= GE/PAC 4000 =

Computers manufactured by General Electric

The GE/PAC 4000 computer systems are an obsolete line of computers manufactured by General Electric in Phoenix, Arizona beginning in the 1960s. PAC is short for Process Automation Computer, indicating the intended use of the systems for process control.

All 4000 systems are 24-bit, using fixed-point binary data, with between 1020 and 65,536 words of magnetic core memory, and a magnetic drum memory with 8192 to 262,144 word capacity. The CPU logic is implemented with discrete transistors. The systems can be configured with a wide variety of analog and digital inputs and outputs.
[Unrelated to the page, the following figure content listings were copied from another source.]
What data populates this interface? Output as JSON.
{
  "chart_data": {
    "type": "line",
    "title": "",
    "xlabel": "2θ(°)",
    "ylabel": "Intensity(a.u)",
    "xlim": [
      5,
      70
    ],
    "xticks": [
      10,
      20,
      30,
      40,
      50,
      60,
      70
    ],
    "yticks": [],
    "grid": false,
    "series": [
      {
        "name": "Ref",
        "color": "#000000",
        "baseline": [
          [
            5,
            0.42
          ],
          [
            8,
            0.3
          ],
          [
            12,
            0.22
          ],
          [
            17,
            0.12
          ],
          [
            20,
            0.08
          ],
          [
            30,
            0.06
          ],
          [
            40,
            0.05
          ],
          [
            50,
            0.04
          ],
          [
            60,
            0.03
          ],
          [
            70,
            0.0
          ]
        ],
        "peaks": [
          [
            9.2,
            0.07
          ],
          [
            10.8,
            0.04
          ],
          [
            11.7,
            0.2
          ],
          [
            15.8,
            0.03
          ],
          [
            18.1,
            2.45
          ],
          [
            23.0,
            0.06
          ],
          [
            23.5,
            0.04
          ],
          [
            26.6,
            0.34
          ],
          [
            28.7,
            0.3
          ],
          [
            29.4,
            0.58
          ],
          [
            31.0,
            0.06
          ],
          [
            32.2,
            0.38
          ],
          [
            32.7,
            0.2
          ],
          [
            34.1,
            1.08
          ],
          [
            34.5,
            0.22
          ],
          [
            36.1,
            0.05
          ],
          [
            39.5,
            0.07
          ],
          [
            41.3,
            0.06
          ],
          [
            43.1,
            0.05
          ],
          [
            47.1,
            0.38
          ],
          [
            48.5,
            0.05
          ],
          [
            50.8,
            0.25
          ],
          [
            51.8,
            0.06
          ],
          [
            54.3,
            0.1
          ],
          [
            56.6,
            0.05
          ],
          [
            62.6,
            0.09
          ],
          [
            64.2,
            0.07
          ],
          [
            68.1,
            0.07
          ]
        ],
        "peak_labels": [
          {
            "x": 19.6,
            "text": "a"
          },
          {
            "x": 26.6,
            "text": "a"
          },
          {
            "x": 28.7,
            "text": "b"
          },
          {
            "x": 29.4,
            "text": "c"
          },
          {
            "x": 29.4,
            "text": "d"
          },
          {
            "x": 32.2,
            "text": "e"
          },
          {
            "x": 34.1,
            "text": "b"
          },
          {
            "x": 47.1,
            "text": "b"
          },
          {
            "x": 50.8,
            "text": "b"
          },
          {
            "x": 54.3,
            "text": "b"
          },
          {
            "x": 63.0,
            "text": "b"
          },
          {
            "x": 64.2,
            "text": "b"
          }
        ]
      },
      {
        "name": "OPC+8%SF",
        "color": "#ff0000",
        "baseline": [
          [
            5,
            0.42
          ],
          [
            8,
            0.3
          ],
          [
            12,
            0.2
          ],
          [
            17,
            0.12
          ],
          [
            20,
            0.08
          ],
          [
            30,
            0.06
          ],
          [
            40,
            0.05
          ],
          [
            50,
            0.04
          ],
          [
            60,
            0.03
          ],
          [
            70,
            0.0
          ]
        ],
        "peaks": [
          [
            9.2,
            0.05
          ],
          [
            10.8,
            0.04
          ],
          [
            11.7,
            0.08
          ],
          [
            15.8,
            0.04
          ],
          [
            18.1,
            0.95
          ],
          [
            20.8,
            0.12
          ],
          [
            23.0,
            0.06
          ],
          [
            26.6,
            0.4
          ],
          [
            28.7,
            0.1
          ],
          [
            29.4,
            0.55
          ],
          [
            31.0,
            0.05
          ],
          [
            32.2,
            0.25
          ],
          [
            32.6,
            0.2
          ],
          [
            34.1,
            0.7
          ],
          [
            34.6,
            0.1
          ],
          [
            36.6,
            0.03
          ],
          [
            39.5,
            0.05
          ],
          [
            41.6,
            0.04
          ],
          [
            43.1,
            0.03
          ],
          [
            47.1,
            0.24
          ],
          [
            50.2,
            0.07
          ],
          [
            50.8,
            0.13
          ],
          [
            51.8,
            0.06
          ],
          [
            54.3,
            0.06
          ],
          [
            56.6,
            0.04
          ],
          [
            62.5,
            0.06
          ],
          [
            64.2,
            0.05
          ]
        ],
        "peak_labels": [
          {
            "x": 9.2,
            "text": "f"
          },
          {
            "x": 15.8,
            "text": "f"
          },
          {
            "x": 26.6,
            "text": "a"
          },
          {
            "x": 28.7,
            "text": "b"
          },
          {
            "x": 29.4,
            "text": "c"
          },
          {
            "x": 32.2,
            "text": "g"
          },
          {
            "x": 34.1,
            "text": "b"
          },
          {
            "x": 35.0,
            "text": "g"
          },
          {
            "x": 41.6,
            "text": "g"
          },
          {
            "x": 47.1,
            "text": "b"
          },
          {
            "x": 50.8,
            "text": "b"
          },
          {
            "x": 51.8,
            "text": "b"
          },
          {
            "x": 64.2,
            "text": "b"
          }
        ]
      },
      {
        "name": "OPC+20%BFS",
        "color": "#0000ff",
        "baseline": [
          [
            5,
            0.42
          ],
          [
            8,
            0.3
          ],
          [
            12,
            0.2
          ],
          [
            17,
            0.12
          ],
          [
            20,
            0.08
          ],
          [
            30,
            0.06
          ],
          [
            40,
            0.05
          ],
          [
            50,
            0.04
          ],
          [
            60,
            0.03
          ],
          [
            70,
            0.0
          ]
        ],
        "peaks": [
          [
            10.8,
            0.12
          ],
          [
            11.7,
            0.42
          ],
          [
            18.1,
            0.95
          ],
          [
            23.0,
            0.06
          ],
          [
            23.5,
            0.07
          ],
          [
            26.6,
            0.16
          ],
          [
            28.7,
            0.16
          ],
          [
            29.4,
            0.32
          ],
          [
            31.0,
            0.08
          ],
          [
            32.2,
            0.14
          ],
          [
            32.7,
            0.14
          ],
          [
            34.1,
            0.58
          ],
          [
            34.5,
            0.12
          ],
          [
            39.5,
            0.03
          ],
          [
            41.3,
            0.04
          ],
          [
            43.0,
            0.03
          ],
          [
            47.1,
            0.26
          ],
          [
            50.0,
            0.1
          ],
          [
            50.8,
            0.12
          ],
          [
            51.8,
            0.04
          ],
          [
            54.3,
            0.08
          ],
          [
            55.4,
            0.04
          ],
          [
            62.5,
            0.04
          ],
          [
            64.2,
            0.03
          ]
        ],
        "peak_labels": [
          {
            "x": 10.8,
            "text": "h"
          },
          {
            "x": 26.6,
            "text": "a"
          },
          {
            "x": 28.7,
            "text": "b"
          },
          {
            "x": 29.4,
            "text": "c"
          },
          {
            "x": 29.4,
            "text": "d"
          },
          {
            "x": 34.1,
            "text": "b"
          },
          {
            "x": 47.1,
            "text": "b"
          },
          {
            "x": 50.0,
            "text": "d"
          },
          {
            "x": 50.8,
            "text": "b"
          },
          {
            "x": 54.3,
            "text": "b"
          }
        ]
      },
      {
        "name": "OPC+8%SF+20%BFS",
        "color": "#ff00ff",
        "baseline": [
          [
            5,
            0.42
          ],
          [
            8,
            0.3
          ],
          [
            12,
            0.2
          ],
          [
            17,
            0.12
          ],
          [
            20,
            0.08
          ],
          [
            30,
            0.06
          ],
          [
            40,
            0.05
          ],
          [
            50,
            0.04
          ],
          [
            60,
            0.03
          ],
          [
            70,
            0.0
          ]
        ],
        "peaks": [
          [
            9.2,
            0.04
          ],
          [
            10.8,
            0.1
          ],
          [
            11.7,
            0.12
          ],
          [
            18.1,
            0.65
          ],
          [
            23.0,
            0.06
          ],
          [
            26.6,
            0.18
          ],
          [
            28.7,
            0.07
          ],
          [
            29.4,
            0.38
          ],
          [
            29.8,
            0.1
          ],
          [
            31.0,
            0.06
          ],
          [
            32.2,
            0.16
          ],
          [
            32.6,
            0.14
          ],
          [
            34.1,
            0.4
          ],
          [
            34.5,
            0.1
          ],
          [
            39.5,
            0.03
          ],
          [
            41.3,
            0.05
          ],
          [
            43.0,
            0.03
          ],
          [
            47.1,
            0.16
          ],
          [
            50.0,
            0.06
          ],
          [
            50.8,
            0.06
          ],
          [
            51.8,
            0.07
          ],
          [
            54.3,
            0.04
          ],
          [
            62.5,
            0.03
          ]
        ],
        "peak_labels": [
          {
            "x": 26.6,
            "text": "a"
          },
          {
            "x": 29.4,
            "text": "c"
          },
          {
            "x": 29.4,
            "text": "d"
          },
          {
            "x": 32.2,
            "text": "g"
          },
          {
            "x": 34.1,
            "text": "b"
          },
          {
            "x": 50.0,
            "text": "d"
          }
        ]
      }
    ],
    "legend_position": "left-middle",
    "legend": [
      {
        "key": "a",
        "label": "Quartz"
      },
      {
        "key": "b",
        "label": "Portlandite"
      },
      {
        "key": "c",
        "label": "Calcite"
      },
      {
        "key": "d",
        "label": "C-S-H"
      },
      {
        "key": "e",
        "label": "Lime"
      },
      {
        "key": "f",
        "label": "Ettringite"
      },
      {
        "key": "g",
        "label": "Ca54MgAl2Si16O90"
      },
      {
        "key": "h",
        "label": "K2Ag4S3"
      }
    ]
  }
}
The 4020 is the low-end model of the system. Three models of the 4000, the 4040, 4050, and 4060 differ in storage speed— 5μsec, 3.4μsec, and 1.7 and 2.38μsec respectively— and by the implementation of a serial arithmetic unit on the 4040 vs. parallel on the other systems,

==Software==
The operating system for the 4000 series is called "G-E-MONITOR", a "skeleton real-time system program." "Several versions of MONITOR are available, each tailored to the needs of a specific industry or process." Other software included Process Assembler Language (PAL), FORTRAN II, and Tabular Sequence Control (TASC). A set of memory load, dump, and change routines was provided.

==Applications==
A product brochure highlighted potential uses in the utility industry, food processing, manufacturing, the metal and chemical industry, paper and cement manufacturing, and petroleum.